R Dub has a two-year visa to go along with his high-rise apartment in a metro area of more than 3 million that most people in America have never even heard of.

"It's funny talking to some of the folks who don't know their geography. Some people think Brazil is this little piss-ant South American country," R Dub said. "Brazil is about the size of the continental U.S. Sao Paulo is one of the biggest cities, population-wise, in the world. I'm living in one of the top 10 biggest cities in the country, Recife; it's in the northeast, near the equator. ... It's on the beach. It's about a three-hour plane ride from Rio."

It's not as if R Dub is just hopping a plane, taking his laptop and making the move. This transition has involved a lot of legwork.

"Finding an apartment in Brazil--when you're an American who doesn't know much Portuguese, when you don't have a bank account in Brazil, or references in Brazil, or a credit score in Brazil, or a Brazilian social security number--was tough, but it was one of the most challenging and rewarding experiences I've ever had," R Dub said. "This was going to be my last chance, and I found the most amazing place: 25th floor, top of the building, a block from the beach, view of the city; the only thing above me is the pool.
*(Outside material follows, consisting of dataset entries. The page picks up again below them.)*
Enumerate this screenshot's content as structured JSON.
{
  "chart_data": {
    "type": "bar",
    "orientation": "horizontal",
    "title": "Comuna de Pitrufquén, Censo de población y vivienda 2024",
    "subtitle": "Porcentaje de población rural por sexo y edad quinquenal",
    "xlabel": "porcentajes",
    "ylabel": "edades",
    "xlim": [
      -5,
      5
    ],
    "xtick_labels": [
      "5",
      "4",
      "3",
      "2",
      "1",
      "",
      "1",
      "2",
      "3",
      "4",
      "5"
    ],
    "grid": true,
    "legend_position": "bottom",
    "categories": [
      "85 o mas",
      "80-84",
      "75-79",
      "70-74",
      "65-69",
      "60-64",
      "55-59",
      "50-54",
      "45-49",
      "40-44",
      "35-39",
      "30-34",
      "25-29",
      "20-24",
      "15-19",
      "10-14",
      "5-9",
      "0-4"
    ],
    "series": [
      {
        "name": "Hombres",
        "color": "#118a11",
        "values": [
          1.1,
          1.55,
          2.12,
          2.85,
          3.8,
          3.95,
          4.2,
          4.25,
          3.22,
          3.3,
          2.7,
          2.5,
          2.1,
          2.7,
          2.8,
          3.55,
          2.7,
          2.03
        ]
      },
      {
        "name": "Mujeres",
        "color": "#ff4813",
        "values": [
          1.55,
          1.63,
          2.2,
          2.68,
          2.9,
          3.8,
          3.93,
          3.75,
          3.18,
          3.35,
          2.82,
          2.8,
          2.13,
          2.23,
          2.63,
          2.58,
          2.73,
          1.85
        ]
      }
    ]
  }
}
It's absolutely amazing."

Despite the dream existence, R Dub claims he has more in mind than bikini-clad Brazilian babes basking on the beach.

"Five years ago, it was all about meeting the hot chicks," R Dub said. "Now I've really grown to love and appreciate the country. I've gained such an appreciation for the culture, for the music, for the language, for the people and values of the country. Every time I leave, I feel something die inside me. I can't wait to get back in February."

R Dub leaves just short of his 10th year with what is now Clear Channel. It also marks an end to a physical 15-year run in Tucson radio that spanned at least four different ownership entities.

That said, he'll remain a presence in the market.

"I'm still going to do a lot with the station. I'll be voice-tracking some Slow Jam shows on weeknights, and they'll be carrying my Sunday show," R Dub said. "I want to learn. I'm not going to be a beach bum. I'm working full-time on my syndicated show. I want to double my affiliates by 2008. We've got some other things in the works."